Obstacles for Turkey's economy
Obstacles for Turkey's economy

The Turkish lira hit a record low on Monday after Turkey's ruling party failed to win an overall majority in the country's parliamentary elections.

The lira fell to 2.81 against the U.S. dollar, about 5% weaker than Friday's close of 2.66. For much of last month, the lira had been hovering around 2.6, and has tumbled by about 20% against the dollar so far this year, making it one of the worst performing emerging market currencies. Stocks in Istanbul dropped nearly 6% in morning trading.

On Sunday, President Recep Tayyip Erdogan's Justice and Development Party (AKP) won about 41% of the vote, or 259 of the 550 seats up for grabs. The election marks a major shift in power -- for the first time since coming to power in 2002, the AKP Party no longer holds an outright majority, and will now likely need to form a coalition with other parties.

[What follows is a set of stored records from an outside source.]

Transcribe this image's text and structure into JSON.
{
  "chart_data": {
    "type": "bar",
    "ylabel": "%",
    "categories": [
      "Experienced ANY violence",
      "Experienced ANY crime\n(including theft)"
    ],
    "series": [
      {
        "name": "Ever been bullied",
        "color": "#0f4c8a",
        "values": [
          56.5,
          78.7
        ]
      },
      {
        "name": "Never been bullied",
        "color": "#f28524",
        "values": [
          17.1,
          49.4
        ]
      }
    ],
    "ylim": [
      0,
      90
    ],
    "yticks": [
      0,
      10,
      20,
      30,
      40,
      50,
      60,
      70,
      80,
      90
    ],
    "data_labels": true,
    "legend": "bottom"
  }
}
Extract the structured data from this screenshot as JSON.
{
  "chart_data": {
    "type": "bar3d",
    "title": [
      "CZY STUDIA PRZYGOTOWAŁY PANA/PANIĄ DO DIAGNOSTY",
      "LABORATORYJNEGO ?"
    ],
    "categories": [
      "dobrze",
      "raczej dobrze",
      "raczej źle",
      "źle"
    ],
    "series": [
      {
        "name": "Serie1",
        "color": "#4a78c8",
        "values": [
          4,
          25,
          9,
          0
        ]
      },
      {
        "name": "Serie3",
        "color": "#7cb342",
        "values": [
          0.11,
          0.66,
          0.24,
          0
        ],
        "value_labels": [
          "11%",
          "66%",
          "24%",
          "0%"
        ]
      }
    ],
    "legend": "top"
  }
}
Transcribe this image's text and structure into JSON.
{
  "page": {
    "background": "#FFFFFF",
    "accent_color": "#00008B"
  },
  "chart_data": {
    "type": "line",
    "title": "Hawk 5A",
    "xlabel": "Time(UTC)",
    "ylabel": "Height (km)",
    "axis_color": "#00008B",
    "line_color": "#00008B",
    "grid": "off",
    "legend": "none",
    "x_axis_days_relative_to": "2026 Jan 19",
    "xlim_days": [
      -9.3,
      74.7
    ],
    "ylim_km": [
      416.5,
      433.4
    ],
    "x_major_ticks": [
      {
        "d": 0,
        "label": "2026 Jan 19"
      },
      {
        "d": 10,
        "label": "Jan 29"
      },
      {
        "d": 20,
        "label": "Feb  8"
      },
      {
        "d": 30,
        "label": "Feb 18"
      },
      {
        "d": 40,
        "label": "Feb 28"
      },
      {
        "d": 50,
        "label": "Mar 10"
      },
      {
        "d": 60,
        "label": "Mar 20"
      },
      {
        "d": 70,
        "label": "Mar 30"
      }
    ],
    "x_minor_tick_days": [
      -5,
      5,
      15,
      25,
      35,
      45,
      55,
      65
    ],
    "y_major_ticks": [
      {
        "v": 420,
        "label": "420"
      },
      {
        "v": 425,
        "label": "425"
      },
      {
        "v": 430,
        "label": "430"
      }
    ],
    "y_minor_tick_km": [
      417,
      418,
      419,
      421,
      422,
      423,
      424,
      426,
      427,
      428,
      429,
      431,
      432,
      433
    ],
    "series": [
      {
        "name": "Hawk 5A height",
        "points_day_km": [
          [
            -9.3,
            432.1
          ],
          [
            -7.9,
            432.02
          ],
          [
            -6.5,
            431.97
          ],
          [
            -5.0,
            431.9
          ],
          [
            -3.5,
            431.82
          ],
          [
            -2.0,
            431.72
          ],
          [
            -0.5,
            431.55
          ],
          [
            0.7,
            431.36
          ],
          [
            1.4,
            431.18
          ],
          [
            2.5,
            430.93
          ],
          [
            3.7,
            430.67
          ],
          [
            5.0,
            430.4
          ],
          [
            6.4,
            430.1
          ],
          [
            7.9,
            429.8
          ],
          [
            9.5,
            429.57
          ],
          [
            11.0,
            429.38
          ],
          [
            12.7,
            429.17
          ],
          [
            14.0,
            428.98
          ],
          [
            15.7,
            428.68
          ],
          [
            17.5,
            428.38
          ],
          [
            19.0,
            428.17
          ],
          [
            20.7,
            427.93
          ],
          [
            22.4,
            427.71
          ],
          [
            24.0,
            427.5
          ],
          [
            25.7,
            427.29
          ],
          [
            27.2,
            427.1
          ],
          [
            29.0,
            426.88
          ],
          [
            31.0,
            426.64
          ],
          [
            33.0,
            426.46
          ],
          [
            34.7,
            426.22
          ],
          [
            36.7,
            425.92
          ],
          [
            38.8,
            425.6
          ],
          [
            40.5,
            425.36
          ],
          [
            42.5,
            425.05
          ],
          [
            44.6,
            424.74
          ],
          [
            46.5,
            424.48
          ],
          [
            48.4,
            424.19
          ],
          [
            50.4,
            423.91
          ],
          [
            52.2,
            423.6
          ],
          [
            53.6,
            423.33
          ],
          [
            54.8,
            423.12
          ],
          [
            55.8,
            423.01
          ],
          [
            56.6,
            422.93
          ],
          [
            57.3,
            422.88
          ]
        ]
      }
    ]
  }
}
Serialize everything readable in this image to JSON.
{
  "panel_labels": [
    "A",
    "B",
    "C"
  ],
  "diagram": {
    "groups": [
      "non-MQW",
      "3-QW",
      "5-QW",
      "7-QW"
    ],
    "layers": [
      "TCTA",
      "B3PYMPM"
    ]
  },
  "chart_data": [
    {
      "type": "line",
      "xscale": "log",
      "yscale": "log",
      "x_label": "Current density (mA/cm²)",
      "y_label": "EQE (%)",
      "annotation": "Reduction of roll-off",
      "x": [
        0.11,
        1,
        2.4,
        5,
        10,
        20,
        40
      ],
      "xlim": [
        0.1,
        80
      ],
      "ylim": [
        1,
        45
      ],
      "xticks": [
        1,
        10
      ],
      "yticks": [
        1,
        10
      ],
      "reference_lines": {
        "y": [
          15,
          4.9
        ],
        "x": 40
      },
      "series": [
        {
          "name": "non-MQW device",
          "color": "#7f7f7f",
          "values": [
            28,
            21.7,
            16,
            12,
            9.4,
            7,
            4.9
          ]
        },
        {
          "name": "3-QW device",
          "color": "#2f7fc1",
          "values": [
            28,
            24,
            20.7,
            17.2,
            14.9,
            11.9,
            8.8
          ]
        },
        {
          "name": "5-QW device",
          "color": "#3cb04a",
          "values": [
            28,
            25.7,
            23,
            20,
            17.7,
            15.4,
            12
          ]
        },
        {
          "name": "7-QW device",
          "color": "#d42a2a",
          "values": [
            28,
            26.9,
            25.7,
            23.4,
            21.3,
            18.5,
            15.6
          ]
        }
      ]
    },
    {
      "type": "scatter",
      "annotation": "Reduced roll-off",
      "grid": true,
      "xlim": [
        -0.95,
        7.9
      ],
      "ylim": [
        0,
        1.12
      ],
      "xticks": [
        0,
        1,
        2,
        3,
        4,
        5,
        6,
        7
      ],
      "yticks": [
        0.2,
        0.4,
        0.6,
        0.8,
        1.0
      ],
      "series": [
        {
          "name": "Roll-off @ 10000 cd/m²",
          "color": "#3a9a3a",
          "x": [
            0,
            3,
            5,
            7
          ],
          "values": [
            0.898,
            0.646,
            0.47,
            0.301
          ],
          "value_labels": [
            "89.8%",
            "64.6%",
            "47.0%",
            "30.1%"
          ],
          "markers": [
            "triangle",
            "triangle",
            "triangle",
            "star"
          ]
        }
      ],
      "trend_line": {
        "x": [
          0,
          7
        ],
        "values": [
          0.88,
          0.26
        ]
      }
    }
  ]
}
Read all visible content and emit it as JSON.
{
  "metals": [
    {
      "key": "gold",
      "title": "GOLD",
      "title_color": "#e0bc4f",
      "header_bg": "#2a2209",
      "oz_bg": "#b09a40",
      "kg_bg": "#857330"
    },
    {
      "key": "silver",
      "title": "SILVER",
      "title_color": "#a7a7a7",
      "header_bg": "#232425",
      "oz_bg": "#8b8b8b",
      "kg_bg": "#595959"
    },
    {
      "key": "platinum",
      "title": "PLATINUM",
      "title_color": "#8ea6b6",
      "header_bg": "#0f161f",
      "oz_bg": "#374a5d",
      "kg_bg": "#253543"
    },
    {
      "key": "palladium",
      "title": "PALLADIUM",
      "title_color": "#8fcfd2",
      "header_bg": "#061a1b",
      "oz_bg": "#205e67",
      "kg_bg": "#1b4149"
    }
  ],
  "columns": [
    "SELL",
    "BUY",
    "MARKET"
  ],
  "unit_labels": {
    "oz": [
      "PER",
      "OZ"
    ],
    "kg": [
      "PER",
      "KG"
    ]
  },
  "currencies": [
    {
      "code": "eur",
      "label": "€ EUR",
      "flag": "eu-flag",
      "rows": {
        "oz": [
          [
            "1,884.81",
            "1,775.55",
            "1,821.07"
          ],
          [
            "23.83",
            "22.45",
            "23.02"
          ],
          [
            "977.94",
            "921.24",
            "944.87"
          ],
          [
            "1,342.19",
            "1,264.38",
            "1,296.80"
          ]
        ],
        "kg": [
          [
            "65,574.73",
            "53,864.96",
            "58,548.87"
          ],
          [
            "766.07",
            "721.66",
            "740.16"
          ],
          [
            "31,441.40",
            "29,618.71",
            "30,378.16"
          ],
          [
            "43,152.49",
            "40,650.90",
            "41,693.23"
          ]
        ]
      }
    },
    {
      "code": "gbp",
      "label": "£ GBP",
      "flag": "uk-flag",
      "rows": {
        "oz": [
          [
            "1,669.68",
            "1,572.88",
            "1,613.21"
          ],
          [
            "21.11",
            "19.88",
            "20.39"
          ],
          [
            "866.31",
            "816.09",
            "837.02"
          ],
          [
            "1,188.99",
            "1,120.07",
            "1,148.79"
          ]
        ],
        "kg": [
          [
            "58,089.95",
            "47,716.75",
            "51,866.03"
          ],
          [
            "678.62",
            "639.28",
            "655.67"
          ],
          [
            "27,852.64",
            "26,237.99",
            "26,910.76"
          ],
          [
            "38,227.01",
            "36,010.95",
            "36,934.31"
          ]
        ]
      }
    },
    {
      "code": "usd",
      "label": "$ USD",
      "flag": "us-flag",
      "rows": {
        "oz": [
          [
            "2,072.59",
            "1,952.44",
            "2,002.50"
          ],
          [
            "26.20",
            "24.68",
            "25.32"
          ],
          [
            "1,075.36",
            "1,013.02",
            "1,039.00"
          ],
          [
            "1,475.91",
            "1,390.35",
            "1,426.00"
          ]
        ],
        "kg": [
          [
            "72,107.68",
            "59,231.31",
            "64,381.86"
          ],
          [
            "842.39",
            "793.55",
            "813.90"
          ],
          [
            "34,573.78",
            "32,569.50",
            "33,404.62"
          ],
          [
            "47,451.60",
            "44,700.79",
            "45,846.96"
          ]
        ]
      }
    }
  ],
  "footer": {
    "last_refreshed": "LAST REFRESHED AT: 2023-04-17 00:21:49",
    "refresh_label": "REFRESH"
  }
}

Erdogan continues to face an uphill battle with Turkey's economy, which is now posting dramatically slower growth compared to just a handful of years ago.

First quarter growth figures are due out Wednesday, and economists are expecting around 2% growth compared to last year, down from 2.6% gross domestic product growth in the last quarter of 2014. That's a far cry from the 9% increase Turkey posted in 2010.

Related: Biggest loser from the strong dollar: Emerging markets

Turkey is also fighting rising inflation -- last month, the central bank "hinted that it's more concerned about the inflation outlook than before," according to Capital Economics.

And more than 20% of its government debt is denominated in a foreign currency, according to Moody's -- that's a lot of foreign debt to pay off as the value of its own lira sinks.

Investors have sent Turkish stocks down by over 10% so far this year over growth and political concerns.

Experts say that going forward, Turkey will need painful, longer-term economic reforms, rather than temporary solutions, to shore up its economy.